Wetterlage und Entwicklung Die Umstellung der Großwetterlage vollzog sich dabei in Etappen. Das für die Wärme verantwortliche Hochdruckgebiet "Sepideh" verlagerte seinen Schwerpunkt mehr und mehr nach Südwesteuropa, von Norden her konnten sich die nordatlantische Frontalzone und die darin eingelagerten Tiefausläufer Schritt für Schritt dem europäischen Festland annähern. Zunächst gelang es einer ersten Kaltfront, die zu einem Tief ("Immanuel") vor der nordnorwegischen Küste gehörte, am 4. und 5. noch nicht, entscheidend nach Süden voranzukommen. Sie ging über in die Warmfront von "ex-Ophelia", einem ehemaligen Hurrikan, der sich durch die Interaktion mit einem markanten Höhentrog bei Island als außertropisches Tiefdruckgebiet neu formierte. Die nachfolgende Kaltfront überquerte Mitteleuropa am 6. zügig von Nordwest nach Südost. Mit ihr wurde die bis dahin noch in den südlichen Teilen Mitteleuropa vorhandene Warmluft abgedrängt und durch hochreichend kalte Meeresluft ersetzt. Im 500-hPa-Niveau, etwa 5.500 Metern Höhe entsprechend, gingen die Temperaturen beispielsweise über Rheinland-Pfalz innerhalb von 24 Stunden um mehr als 15 K zurück. Am 6. um 6 UTC wurden in diesem Gebiet noch Werte um -15 °C analysiert, einen Tag später lagen sie bei unter -30 °C. Auch im Temperaturfeld in 850 hPa war die Kaltfront gut ausgeprägt; in diesem Niveau konnte im selben Zeitraum und über demselben Gebiet ein Rückgang von etwa 10 K verzeichnet werden.
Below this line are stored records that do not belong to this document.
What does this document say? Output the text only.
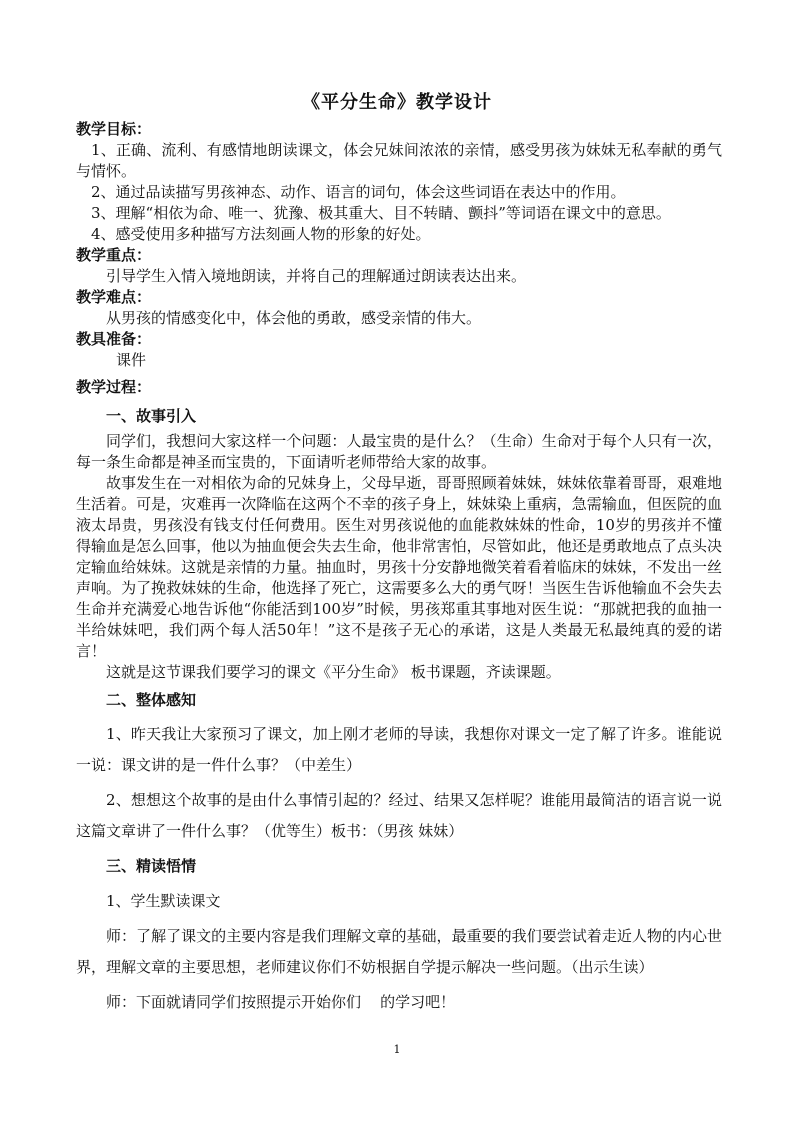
《平分生命》教学设计

教学目标：

1、正确、流利、有感情地朗读课文，体会兄妹间浓浓的亲情，感受男孩为妹妹无私奉献的勇气与情怀。

2、通过品读描写男孩神态、动作、语言的词句，体会这些词语在表达中的作用。

3、理解“相依为命、唯一、犹豫、极其重大、目不转睛、颤抖”等词语在课文中的意思。

4、感受使用多种描写方法刻画人物的形象的好处。

教学重点：

引导学生入情入境地朗读，并将自己的理解通过朗读表达出来。

教学难点：

从男孩的情感变化中，体会他的勇敢，感受亲情的伟大。

教具准备：

课件

教学过程：

一、故事引入

同学们，我想问大家这样一个问题：人最宝贵的是什么？（生命）生命对于每个人只有一次，每一条生命都是神圣而宝贵的，下面请听老师带给大家的故事。

故事发生在一对相依为命的兄妹身上，父母早逝，哥哥照顾着妹妹，妹妹依靠着哥哥，艰难地生活着。可是，灾难再一次降临在这两个不幸的孩子身上，妹妹染上重病，急需输血，但医院的血液太昂贵，男孩没有钱支付任何费用。医生对男孩说他的血能救妹妹的性命，10岁的男孩并不懂得输血是怎么回事，他以为抽血便会失去生命，他非常害怕，尽管如此，他还是勇敢地点了点头决定输血给妹妹。这就是亲情的力量。抽血时，男孩十分安静地微笑着看着临床的妹妹，不发出一丝声响。为了挽救妹妹的生命，他选择了死亡，这需要多么大的勇气呀！当医生告诉他输血不会失去生命并充满爱心地告诉他“你能活到100岁”时候，男孩郑重其事地对医生说：“那就把我的血抽一半给妹妹吧，我们两个每人活50年！”这不是孩子无心的承诺，这是人类最无私最纯真的爱的诺言！

这就是这节课我们要学习的课文《平分生命》 板书课题，齐读课题。

二、整体感知

1、昨天我让大家预习了课文，加上刚才老师的导读，我想你对课文一定了解了许多。谁能说一说：课文讲的是一件什么事？（中差生）

2、想想这个故事的是由什么事情引起的？经过、结果又怎样呢？谁能用最简洁的语言说一说这篇文章讲了一件什么事？（优等生）板书：（男孩 妹妹）

三、精读悟情

1、学生默读课文

师：了解了课文的主要内容是我们理解文章的基础，最重要的我们要尝试着走近人物的内心世界，理解文章的主要思想，老师建议你们不妨根据自学提示解决一些问题。（出示生读）

师：下面就请同学们按照提示开始你们    的学习吧！

1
Die massive Kaltluftadvektion hatte die Ausweitung eines markanten Höhentroges zur Folge, der vom nördlichen Nordatlantik über die Britischen Inseln und West- und Mitteleuropa zum zentralen Mittelmeer und nach Nordafrika vorstieß. Er war am 9. über Osteuropa einem Abschnürungsvorgang unterworfen, das resultierende umfangreiche Höhentief verlagerte sich im weiteren Verlauf Richtung Ägäis. In die kräftige nordwestliche, später zunehmend nördliche Höhenströmung - in 300 hPa, etwa 7 Kilometer Höhe entsprechend, wehte der Wind mit rund 150 kt (278 km/h) im Mittel - eingelagerte Randtröge sorgten im Zusammenspiel mit der labil geschichteten Kaltluft für die Entwicklung zahlreicher Schauer und einzelner Gewitter. Stau am Alpennordrand führte dort zu länger anhaltenden Niederschlägen.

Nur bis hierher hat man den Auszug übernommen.